灰色の壁しか見えなかったが、馬車が完全に停止すると、柵が見えてくる。その向こうにあるのは、アシュリーが生まれてこの方、目にしたことがないくらい、大きな屋敷だった。
馬車が止まったからには、ここが目的地のはずである。
「……ここに住むわけじゃないですよね」
ハルベルト候の屋敷がここだとしても、自分が住む場所は別だろうと思い、アシュリーはガードナーに確認した。
「なぜそんな面倒なことをするんだ。ここに住むに決まっているだろう。心配しなくとも、君の部屋は豪華な客室などではなくて、屋根裏部屋だ」
「屋根裏部屋なんですか!?」
アシュリーは歓声を上げた。まだまだ屋根裏という言葉にテンションが上がる年頃なのだ。こんな立派な屋敷の屋根裏部屋に住めるなんて、贅沢の極みだ。

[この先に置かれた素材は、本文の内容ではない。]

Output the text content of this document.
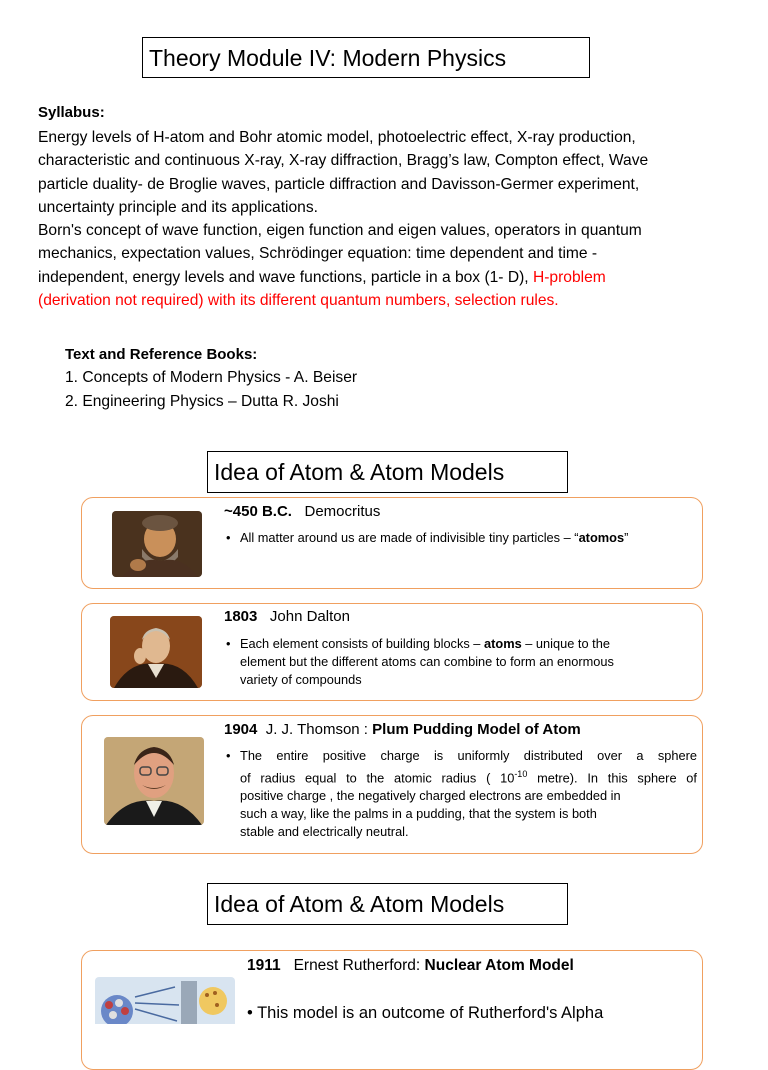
Theory Module IV: Modern Physics
Syllabus:
Energy levels of H-atom and Bohr atomic model, photoelectric effect, X-ray production,
characteristic and continuous X-ray, X-ray diffraction, Bragg’s law, Compton effect, Wave
particle duality- de Broglie waves, particle diffraction and Davisson-Germer experiment,
uncertainty principle and its applications.
Born's concept of wave function, eigen function and eigen values, operators in quantum
mechanics, expectation values, Schrödinger equation: time dependent and time -
independent, energy levels and wave functions, particle in a box (1- D), H-problem
(derivation not required) with its different quantum numbers, selection rules.
Text and Reference Books:
1. Concepts of Modern Physics - A. Beiser
2. Engineering Physics – Dutta R. Joshi
Idea of Atom & Atom Models
~450 B.C. Democritus
• All matter around us are made of indivisible tiny particles – “atomos”
1803 John Dalton
• Each element consists of building blocks – atoms – unique to the
element but the different atoms can combine to form an enormous
variety of compounds
1904 J. J. Thomson : Plum Pudding Model of Atom
• The entire positive charge is uniformly distributed over a sphere
of radius equal to the atomic radius ( $10^{-10}$ metre). In this sphere of
positive charge , the negatively charged electrons are embedded in
such a way, like the palms in a pudding, that the system is both
stable and electrically neutral.
Idea of Atom & Atom Models
1911 Ernest Rutherford: Nuclear Atom Model
• This model is an outcome of Rutherford's Alpha
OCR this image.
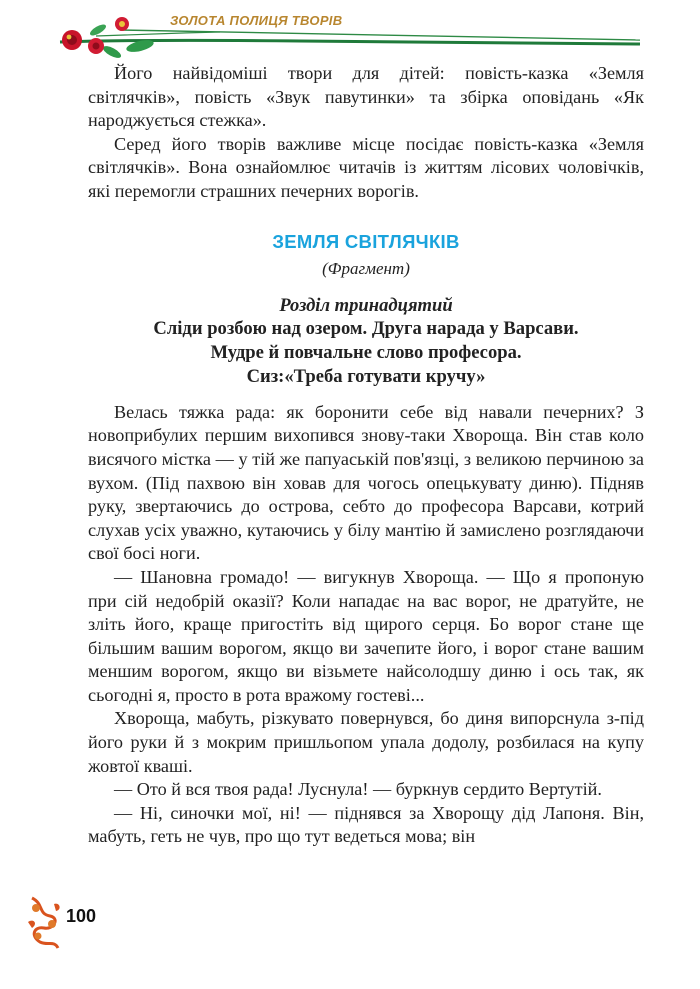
ЗОЛОТА ПОЛИЦЯ ТВОРІВ

Його найвідоміші твори для дітей: повість-казка «Земля світлячків», повість «Звук павутинки» та збірка оповідань «Як народжується стежка».

Серед його творів важливе місце посідає повість-казка «Земля світлячків». Вона ознайомлює читачів із життям лісових чоловічків, які перемогли страшних печерних ворогів.

ЗЕМЛЯ СВІТЛЯЧКІВ
(Фрагмент)
Розділ тринадцятий
Сліди розбою над озером. Друга нарада у Варсави.
Мудре й повчальне слово професора.
Сиз:«Треба готувати кручу»

Велась тяжка рада: як боронити себе від навали печерних? З новоприбулих першим вихопився знову-таки Хвороща. Він став коло висячого містка — у тій же папуаській пов'язці, з великою перчиною за вухом. (Під пахвою він ховав для чогось опецькувату диню). Підняв руку, звертаючись до острова, себто до професора Варсави, котрий слухав усіх уважно, кутаючись у білу мантію й замислено розглядаючи свої босі ноги.

— Шановна громадо! — вигукнув Хвороща. — Що я пропоную при сій недобрій оказії? Коли нападає на вас ворог, не дратуйте, не зліть його, краще пригостіть від щирого серця. Бо ворог стане ще більшим вашим ворогом, якщо ви зачепите його, і ворог стане вашим меншим ворогом, якщо ви візьмете найсолодшу диню і ось так, як сьогодні я, просто в рота вражому гостеві...

Хвороща, мабуть, різкувато повернувся, бо диня випорснула з-під його руки й з мокрим пришльопом упала додолу, розбилася на купу жовтої кваші.

— Ото й вся твоя рада! Луснула! — буркнув сердито Вертутій.

— Ні, синочки мої, ні! — піднявся за Хворощу дід Лапоня. Він, мабуть, геть не чув, про що тут ведеться мова; він

100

柵の門扉が開いて馬車が再び動き出した。アシュリーは感動しながら屋敷を見上げる。ガードナーが渋い顔をしていることは、もちろん気づいていない。
馬車から降りた後も、アシュリーはせわしなく辺りを見渡した。前庭も広くて素晴らしい。植木で作られたオブジェや、小さな噴水まである。
「王都にはこんな立派なお屋敷がたくさんあるんですか?」
ガードナーは面倒になったのか、アシュリーの質問には答えずに、さっさと玄関に向かってしまう。アシュリーは慌てて後を追った。

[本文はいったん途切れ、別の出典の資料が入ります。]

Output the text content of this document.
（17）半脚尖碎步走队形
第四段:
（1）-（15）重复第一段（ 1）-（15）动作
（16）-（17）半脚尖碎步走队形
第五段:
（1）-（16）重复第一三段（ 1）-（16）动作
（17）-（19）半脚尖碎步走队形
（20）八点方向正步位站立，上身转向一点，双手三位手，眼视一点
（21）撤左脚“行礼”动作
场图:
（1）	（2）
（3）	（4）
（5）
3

少しはしゃぎすぎてしまったことを反省したアシュリーは、屋敷の中へ入ってからは、大人しく黙って歩いた。ガードナーに関しては諦めたが、やはり第一印象が肝心だからだ。
ガードナーは玄関ホールの大階段の横を通りすぎ、廊下を歩くと、やがて一つの扉の前で止まった。
深呼吸をした彼が扉をノックする。すると、中からくぐもった短い声が聞こえた。
「ガードナーです。新しく弟子入りするアシュリーを連れて来ました」
アシュリーは驚いて服の皺を整えた。
察するに、この部屋の中にいるのはハルベルト候だ。まさか着いた足でそのまま、旅行鞄も置かずに会うことになるのは思っていなかった。言っておいてくれればいいのにと、ガードナーを恨む。
入室許可が下りたのか、ガードナーはドアノブを押した。
豪華さは比べるべくもないが、そこは孤児院の院長室に似ていた。部屋の奥に大きな仕事机があり、数枚の紙が散らばっている。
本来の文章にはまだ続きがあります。